The Take Back Your Time organisation based in Seattle, argues the “epidemic of overwork, over-scheduling and time famine” threatens “our health, our relationships, our communities, and our environment”. It advocates for fewer annual working hours by promoting the importance of holiday times and other leave entitlements, including the right to refuse having to work overtime.

Workers marching for an eight-hour day in Victoria outside Parliament House in Spring Street, Melbourne, circa 1900. Wikimedia, CC BY

No time like the present

Despite these arguments, current prospects of working fewer hours without any reduction in wages seem unlikely. Wages are static. The pressure from employers is, if anything, to expect more hours.

In Australia the last great success in reducing working hours was 35 years ago, in 1983, when the Australia Conciliation and Arbitration Commission endorsed a 38-hour working week. Now reducing hours is not on the agenda of a union movement weakened by decades of declining membership.

But the 20th century did not begin with a strong union movement either. There were plenty of excuses not to reduce working hours, including the Great Depression and the economic deprivations of two world wars.

Few employers supported reduced working hours. For the most part they bitterly resisted union campaigns first for a ten-hour and then an eight-hour day (and five-day week).

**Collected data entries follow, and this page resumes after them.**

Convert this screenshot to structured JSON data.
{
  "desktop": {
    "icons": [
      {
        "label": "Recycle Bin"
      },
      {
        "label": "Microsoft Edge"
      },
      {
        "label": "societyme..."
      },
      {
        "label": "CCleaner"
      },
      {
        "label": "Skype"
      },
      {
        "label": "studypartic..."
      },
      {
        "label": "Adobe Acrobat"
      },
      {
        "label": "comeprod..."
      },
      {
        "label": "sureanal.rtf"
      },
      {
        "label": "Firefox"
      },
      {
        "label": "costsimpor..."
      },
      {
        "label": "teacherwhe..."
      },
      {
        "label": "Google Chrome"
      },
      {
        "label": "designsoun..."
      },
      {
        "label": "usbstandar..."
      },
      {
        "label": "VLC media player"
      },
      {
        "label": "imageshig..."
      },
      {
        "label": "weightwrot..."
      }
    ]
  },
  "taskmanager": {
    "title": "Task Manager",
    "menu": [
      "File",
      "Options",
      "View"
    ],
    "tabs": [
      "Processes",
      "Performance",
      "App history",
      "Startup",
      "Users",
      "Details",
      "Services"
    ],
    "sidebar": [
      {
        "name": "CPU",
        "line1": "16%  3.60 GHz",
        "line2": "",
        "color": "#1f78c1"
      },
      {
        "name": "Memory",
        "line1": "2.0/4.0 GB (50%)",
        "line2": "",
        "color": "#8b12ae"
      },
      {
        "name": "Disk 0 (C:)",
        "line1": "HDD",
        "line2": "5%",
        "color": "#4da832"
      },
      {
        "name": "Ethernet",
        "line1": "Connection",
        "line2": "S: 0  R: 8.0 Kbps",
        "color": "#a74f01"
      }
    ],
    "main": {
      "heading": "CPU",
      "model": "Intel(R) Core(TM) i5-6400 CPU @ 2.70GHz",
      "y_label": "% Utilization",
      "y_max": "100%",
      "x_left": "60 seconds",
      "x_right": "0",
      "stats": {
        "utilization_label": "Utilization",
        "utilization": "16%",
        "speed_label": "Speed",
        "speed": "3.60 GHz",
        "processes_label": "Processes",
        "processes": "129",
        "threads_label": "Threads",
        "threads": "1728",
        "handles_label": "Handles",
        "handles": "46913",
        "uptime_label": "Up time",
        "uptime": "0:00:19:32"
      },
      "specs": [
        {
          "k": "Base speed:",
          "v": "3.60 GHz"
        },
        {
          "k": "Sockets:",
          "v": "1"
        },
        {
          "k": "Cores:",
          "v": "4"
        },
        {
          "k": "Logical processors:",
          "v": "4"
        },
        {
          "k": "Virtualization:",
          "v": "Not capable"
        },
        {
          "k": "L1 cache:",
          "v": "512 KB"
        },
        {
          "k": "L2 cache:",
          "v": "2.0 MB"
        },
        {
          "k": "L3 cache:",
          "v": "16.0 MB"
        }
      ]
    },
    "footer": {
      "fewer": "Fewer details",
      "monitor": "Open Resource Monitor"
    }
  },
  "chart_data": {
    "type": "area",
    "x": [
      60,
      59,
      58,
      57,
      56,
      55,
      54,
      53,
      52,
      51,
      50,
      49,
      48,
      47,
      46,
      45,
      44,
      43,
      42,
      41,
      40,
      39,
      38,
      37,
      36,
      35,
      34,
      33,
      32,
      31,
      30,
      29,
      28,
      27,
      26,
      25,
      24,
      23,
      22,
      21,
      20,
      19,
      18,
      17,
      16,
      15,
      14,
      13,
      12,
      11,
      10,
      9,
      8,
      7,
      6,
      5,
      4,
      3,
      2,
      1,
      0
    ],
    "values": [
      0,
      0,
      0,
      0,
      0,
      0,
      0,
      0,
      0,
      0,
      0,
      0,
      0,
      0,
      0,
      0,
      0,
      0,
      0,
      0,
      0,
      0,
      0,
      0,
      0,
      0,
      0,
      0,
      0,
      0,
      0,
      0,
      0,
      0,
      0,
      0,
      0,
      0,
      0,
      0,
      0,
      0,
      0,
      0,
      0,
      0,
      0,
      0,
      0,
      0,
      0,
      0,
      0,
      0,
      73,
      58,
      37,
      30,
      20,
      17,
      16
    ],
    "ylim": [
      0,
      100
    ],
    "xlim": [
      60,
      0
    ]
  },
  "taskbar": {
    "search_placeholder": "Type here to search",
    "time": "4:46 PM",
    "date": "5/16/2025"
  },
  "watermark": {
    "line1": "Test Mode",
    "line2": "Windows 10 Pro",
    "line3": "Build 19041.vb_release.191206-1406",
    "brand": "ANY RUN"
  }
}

Among the few exceptions were William Hesketh Lever (co-founder of Lever Brothers, later to become Unilever) and Henry Ford, who saw the potential for increasing productivity from a less fatigued workforce. Now countries such as Germany and Denmark demonstrate that working fewer hours is quite compatible with economic prosperity.

This month marks the 70th anniversary of the Universal Declaration of Human Rights. Article 24 of the declaration states: “Everyone has the right to rest and leisure, including reasonable limitation of working hours and periodic holidays with pay.” All members of the United Nations that have formally endorsed the declaration have, inter alia, endorsed leisure as a human right.

Not so long ago the age-old desire for more leisure and less work was a key part of the industrial and social agenda. Are we now content just to complain about lack of time? Or should we be seeking to do something about it?